In today’s New York Times, Alan M. Dershowitz, the Felix Frankfurter Professor of Law at Harvard Law School, contributed a post, “Representing the Despised,” in response to the recent release of a video by a conservative advocacy organization, Keep America Safe, which takes aim at lawyers who have represented Guantánamo detainees and are now working in the Justice Department.Dershowitz’s post is one of four commentaries that appeared as part of the Times’ Room for Debate blog post “Attacking Lawyers from the Right and Left.” Dershowitz is the author of many books, including, “Rights from Wrongs: A Secular Theory of the Origins of Rights.”

It may be good politics to attack lawyers for representing despised clients, but it is bad policy. Would anyone, including Liz Cheney, want to live in a nation where the most unpopular defendants, even those accused of terrorism, could not receive zealous representation, because lawyers were afraid their careers, including as government lawyers, would be jeopardized by their choice of clients?

Lawyers must be free to represent their clients — whether terrorists or government officials accused of torture — without fear of sanctions.

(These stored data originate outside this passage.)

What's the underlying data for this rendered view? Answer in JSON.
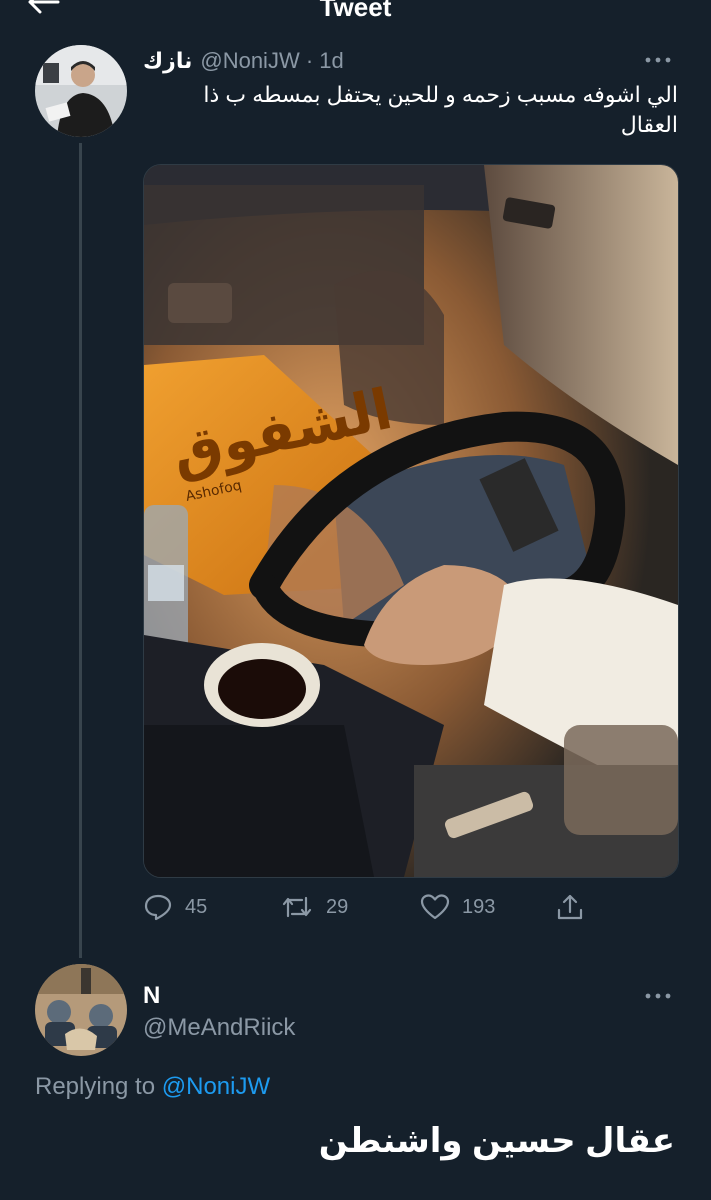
{
  "header": {
    "title": "Tweet",
    "back_icon": "arrow-left-icon"
  },
  "tweet": {
    "display_name": "نازك",
    "handle": "@NoniJW",
    "separator": "·",
    "time": "1d",
    "text": "الي اشوفه مسبب زحمه و للحين يحتفل بمسطه ب ذا العقال",
    "media_overlay_texts": [
      "الشفوق",
      "Ashofoq"
    ],
    "actions": {
      "replies": "45",
      "retweets": "29",
      "likes": "193"
    }
  },
  "reply": {
    "display_name": "N",
    "handle": "@MeAndRiick",
    "replying_prefix": "Replying to",
    "replying_to": "@NoniJW",
    "text": "عقال حسين واشنطن"
  },
  "colors": {
    "background": "#15202b",
    "secondary_text": "#8b98a5",
    "accent": "#1d9bf0",
    "divider": "#38444d"
  }
}
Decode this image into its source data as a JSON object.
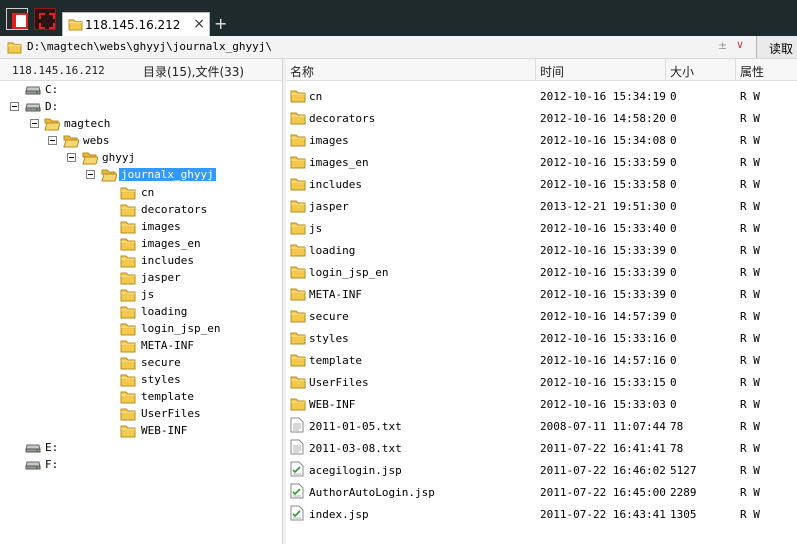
{
  "tab": {
    "title": "118.145.16.212",
    "close": "×",
    "new_tab": "+"
  },
  "address": {
    "path": "D:\\magtech\\webs\\ghyyj\\journalx_ghyyj\\",
    "scroll_glyph": "±",
    "dropdown_glyph": "∨",
    "read_label": "读取"
  },
  "left_header": {
    "host": "118.145.16.212",
    "counts": "目录(15),文件(33)"
  },
  "tree": {
    "c": "C:",
    "d": "D:",
    "magtech": "magtech",
    "webs": "webs",
    "ghyyj": "ghyyj",
    "journalx": "journalx_ghyyj",
    "e": "E:",
    "f": "F:",
    "children": [
      "cn",
      "decorators",
      "images",
      "images_en",
      "includes",
      "jasper",
      "js",
      "loading",
      "login_jsp_en",
      "META-INF",
      "secure",
      "styles",
      "template",
      "UserFiles",
      "WEB-INF"
    ]
  },
  "columns": {
    "name": "名称",
    "time": "时间",
    "size": "大小",
    "attr": "属性"
  },
  "files": [
    {
      "name": "cn",
      "time": "2012-10-16 15:34:19",
      "size": "0",
      "attr": "R W",
      "type": "folder"
    },
    {
      "name": "decorators",
      "time": "2012-10-16 14:58:20",
      "size": "0",
      "attr": "R W",
      "type": "folder"
    },
    {
      "name": "images",
      "time": "2012-10-16 15:34:08",
      "size": "0",
      "attr": "R W",
      "type": "folder"
    },
    {
      "name": "images_en",
      "time": "2012-10-16 15:33:59",
      "size": "0",
      "attr": "R W",
      "type": "folder"
    },
    {
      "name": "includes",
      "time": "2012-10-16 15:33:58",
      "size": "0",
      "attr": "R W",
      "type": "folder"
    },
    {
      "name": "jasper",
      "time": "2013-12-21 19:51:30",
      "size": "0",
      "attr": "R W",
      "type": "folder"
    },
    {
      "name": "js",
      "time": "2012-10-16 15:33:40",
      "size": "0",
      "attr": "R W",
      "type": "folder"
    },
    {
      "name": "loading",
      "time": "2012-10-16 15:33:39",
      "size": "0",
      "attr": "R W",
      "type": "folder"
    },
    {
      "name": "login_jsp_en",
      "time": "2012-10-16 15:33:39",
      "size": "0",
      "attr": "R W",
      "type": "folder"
    },
    {
      "name": "META-INF",
      "time": "2012-10-16 15:33:39",
      "size": "0",
      "attr": "R W",
      "type": "folder"
    },
    {
      "name": "secure",
      "time": "2012-10-16 14:57:39",
      "size": "0",
      "attr": "R W",
      "type": "folder"
    },
    {
      "name": "styles",
      "time": "2012-10-16 15:33:16",
      "size": "0",
      "attr": "R W",
      "type": "folder"
    },
    {
      "name": "template",
      "time": "2012-10-16 14:57:16",
      "size": "0",
      "attr": "R W",
      "type": "folder"
    },
    {
      "name": "UserFiles",
      "time": "2012-10-16 15:33:15",
      "size": "0",
      "attr": "R W",
      "type": "folder"
    },
    {
      "name": "WEB-INF",
      "time": "2012-10-16 15:33:03",
      "size": "0",
      "attr": "R W",
      "type": "folder"
    },
    {
      "name": "2011-01-05.txt",
      "time": "2008-07-11 11:07:44",
      "size": "78",
      "attr": "R W",
      "type": "txt"
    },
    {
      "name": "2011-03-08.txt",
      "time": "2011-07-22 16:41:41",
      "size": "78",
      "attr": "R W",
      "type": "txt"
    },
    {
      "name": "acegilogin.jsp",
      "time": "2011-07-22 16:46:02",
      "size": "5127",
      "attr": "R W",
      "type": "jsp"
    },
    {
      "name": "AuthorAutoLogin.jsp",
      "time": "2011-07-22 16:45:00",
      "size": "2289",
      "attr": "R W",
      "type": "jsp"
    },
    {
      "name": "index.jsp",
      "time": "2011-07-22 16:43:41",
      "size": "1305",
      "attr": "R W",
      "type": "jsp"
    }
  ],
  "colors": {
    "titlebar": "#1e2a2c",
    "folder": "#f2c94c",
    "selection": "#3399ff"
  },
  "icons": {
    "folder": "folder-icon",
    "drive": "drive-icon",
    "text_file": "text-file-icon",
    "jsp_file": "jsp-file-icon"
  }
}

There is, however, another side to this issue. Some (but certainly not all) of the same lawyers who are rightly condemning Ms. Cheney for attacking current Justice Department attorneys for having previously defended accused terrorists are calling for the disbarment of former Justice Department attorneys who, in previously representing the government, justified controversial interrogation practices, such as waterboarding.

There are, to be sure, differences. The Constitution assures every criminal defendant the right to counsel. The government has no comparable right. But implicit in the power to govern is the need for legal counsel. Attacking lawyers who represented currently unpopular administrations that engaged in controversial practices is also bad policy that poses dangers to the administration of justice.

It is argued, however, that the charges leveled against the lawyers who drafted the so-called Bush “torture memos” go beyond merely representing a bad client for controversial policies. These lawyers are being accused of giving legal advice that went beyond the pale of acceptability.

Nonetheless, it is dangerous to seek sanctions against lawyers who believed in good faith that they were advising their clients within the bounds of law, even if it turns out, with the benefit of hindsight, that they were wrong. Unless their conduct violated specific criminal statutes, they should not be subject to disbarment or other sanctions. (Although I disagree with the reasoning and conclusion of these memos, they appear to have been written in good faith and were certainly not criminal.)

Lawyers should remain free to provide zealous representation and cutting edge advice to clients, whether their clients are terrorists who are accused of waging war against our nation, or a government that is accused of denying rights to these terrorists. That is the strength of our adversary system of justice.